# <p> Operator on Probability Density in X-Space

1. Oct 29, 2013

### Legaldose

1. The problem statement, all variables and given/known data
Consider a particle whose wave function is:

$$\Psi(x)=\left\{\begin{array}{ccc} 2\alpha^{3/2}xe^{-\alpha x} & \text{if} & x> 0\\ 0 & \text{if} & x\leq 0 \end{array}\right.$$

Calculate <p> using the $$\hat{p}$$ operator on probability density in x space.

2. Relevant equations

$$\hat{p}=-i \hbar \frac{\partial}{\partial x}$$

3. The attempt at a solution
So I'm pretty sure I'm missing something, I figured since you take the derivative then do the integral, they will "cancel" each other, then you can just evaluate -ih|Psi|^2 from 0 to infinity, in which case you get 0. Here is my work:

$$<p> =\int_{0}^{\infty}\hat{p}|\Psi(x)|^{2}dx=\int_{0}^{\infty}-i \hbar 4\alpha^{3} \frac{\partial}{\partial x} x^{2} e^{-2 \alpha x}dx=-i \hbar 4\alpha^{3}\int_{0}^{\infty}\frac{\partial}{\partial x} x^{2} e^{-2 \alpha x}dx$$

Then when you take the derivative, then integrate it over that range:

$$=-i \hbar 4\alpha^{3} x^{2} e^{-2 \alpha x}|_{0}^{\infty}=0$$

And when you evaluate this it goes to 0, did I do something wrong? TBH, I did miss this lecture, and unfortunately my professor forgot to record it like he usually does, so I had to take notes from his PowerPoint, as well as a friend. If it matters, I have already found <p>, but only after I did the Fourier Transform from the position space. It turned out to be:

$$<p> =\frac{-\alpha \hbar}{3\pi}$$

If I did it correctly. So can anyone give me insight on what I did wrong? Any help is appreciated.

2. Oct 29, 2013

### Simon Bridge

$$\langle \hat{p}\rangle = \int_0^\infty \psi^\star (x)\hat{p}\psi (x) dx$$ ... spot the difference.

3. Oct 29, 2013

### Legaldose

Oh, I see my problem, thank you, so I need to apply the p operator to psi before multiplying by the conjugate?

4. Oct 29, 2013

### Simon Bridge

That's the one - the relation you used only works for operators like position.
In general, the operator goes in between the wavefunctions.

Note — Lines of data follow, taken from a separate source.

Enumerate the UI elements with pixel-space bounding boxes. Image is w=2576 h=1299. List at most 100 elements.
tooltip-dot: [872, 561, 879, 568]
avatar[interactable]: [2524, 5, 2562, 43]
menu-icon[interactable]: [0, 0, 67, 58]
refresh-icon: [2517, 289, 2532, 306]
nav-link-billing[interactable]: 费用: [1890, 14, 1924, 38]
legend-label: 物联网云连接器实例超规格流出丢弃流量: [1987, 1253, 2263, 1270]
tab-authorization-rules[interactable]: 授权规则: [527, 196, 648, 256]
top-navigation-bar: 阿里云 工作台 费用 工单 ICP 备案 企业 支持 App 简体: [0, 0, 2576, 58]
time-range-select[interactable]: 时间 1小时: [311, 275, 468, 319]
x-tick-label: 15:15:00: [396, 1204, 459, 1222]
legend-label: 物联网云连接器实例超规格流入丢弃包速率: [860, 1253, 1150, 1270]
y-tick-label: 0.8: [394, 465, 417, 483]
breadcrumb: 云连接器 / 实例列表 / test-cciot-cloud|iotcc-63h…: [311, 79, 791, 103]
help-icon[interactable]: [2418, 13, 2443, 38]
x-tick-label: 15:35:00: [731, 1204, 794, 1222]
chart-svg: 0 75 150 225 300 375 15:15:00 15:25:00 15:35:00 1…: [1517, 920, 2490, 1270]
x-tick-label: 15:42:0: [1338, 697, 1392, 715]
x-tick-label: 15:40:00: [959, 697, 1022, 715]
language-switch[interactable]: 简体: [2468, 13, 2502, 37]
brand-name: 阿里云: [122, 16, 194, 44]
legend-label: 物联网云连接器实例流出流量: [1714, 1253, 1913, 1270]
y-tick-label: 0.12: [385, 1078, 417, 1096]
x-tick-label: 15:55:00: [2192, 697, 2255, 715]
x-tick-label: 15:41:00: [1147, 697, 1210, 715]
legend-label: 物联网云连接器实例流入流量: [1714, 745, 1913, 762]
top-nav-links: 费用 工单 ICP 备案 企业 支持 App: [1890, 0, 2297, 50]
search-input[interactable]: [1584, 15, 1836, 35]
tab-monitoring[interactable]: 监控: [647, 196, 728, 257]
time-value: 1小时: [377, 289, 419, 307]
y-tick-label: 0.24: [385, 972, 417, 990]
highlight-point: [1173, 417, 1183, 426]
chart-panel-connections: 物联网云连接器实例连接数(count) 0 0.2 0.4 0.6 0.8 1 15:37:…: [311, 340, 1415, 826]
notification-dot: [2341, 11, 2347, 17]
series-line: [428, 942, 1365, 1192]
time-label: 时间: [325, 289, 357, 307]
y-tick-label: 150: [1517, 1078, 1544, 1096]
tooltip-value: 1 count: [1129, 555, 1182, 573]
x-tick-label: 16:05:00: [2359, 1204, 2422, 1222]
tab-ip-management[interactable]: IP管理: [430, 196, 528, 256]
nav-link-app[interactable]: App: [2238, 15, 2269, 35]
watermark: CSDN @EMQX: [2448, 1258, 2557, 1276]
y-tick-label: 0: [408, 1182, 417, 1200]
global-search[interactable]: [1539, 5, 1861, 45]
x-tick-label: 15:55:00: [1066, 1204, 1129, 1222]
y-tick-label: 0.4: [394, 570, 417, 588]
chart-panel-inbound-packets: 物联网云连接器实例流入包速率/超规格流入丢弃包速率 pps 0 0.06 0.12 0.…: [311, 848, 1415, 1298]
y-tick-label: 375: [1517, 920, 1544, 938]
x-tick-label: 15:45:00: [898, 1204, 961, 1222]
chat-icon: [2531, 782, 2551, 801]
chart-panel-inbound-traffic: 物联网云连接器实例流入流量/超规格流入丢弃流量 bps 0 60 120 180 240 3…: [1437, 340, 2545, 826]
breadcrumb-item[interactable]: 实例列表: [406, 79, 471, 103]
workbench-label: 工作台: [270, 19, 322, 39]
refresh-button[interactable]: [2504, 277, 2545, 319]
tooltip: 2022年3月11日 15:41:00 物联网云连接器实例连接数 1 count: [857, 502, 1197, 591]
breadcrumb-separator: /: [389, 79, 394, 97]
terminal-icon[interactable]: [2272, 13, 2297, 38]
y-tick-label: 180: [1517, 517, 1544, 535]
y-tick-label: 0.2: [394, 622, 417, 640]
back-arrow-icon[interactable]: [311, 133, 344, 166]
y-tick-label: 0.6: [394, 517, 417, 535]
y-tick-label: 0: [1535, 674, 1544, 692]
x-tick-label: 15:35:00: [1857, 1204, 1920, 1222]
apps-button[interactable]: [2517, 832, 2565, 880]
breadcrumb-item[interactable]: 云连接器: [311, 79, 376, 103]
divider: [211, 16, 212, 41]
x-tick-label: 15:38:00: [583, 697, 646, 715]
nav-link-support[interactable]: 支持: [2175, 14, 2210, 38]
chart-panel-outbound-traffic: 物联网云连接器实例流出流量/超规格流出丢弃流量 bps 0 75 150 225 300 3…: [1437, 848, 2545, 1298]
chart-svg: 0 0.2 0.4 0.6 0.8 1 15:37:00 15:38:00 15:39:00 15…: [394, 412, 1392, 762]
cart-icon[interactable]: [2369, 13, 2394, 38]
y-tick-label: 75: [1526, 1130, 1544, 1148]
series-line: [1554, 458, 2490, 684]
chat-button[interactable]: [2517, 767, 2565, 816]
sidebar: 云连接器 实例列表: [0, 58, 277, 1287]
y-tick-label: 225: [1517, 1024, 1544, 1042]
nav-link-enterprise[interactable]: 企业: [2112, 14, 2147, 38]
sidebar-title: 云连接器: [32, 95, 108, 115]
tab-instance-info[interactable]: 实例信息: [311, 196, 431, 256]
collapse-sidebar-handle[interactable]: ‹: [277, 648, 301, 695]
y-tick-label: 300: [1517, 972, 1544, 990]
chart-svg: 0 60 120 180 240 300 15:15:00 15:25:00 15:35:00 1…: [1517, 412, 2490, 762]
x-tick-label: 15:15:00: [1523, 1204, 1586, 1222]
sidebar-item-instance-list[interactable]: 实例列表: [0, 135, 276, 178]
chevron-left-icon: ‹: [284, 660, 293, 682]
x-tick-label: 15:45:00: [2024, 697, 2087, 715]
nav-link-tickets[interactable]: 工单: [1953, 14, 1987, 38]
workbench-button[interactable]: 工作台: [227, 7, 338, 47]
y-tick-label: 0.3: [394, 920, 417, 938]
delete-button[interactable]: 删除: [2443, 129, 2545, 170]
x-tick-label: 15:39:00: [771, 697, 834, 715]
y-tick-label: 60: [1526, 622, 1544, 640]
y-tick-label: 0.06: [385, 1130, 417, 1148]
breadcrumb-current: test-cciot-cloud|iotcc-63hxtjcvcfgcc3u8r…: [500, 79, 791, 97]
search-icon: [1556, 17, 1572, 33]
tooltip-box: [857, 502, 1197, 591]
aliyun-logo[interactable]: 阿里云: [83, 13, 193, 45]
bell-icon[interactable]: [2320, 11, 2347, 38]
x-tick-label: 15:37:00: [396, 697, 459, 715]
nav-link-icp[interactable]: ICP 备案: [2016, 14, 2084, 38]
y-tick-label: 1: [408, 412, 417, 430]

In Dirac notation: <Q>=<ψ|Q|ψ>

5. Oct 29, 2013

### vanhees71

Yes, and the complete derivation is as follows
$$\langle A \rangle =\langle \psi|\mathbf{A}| \psi \rangle= \int_{\mathbb{R}} \mathrm{d} x \langle \psi|x \rangle \langle x|\mathbf{A}|\psi \rangle = \int_{\mathbb{R}} \mathrm{d} x \; \psi^*(x) \hat{A} \psi(x).$$
Note that there is a subtle difference in my use of symbols. While $\mathbf{A}$ is the operator representing the observable $A$ in abstract (basis independent) Hilbert space, $\hat{A}$ denotes the representation of the operator in position representation. Your equation for $\hat{p}$ is of course correct.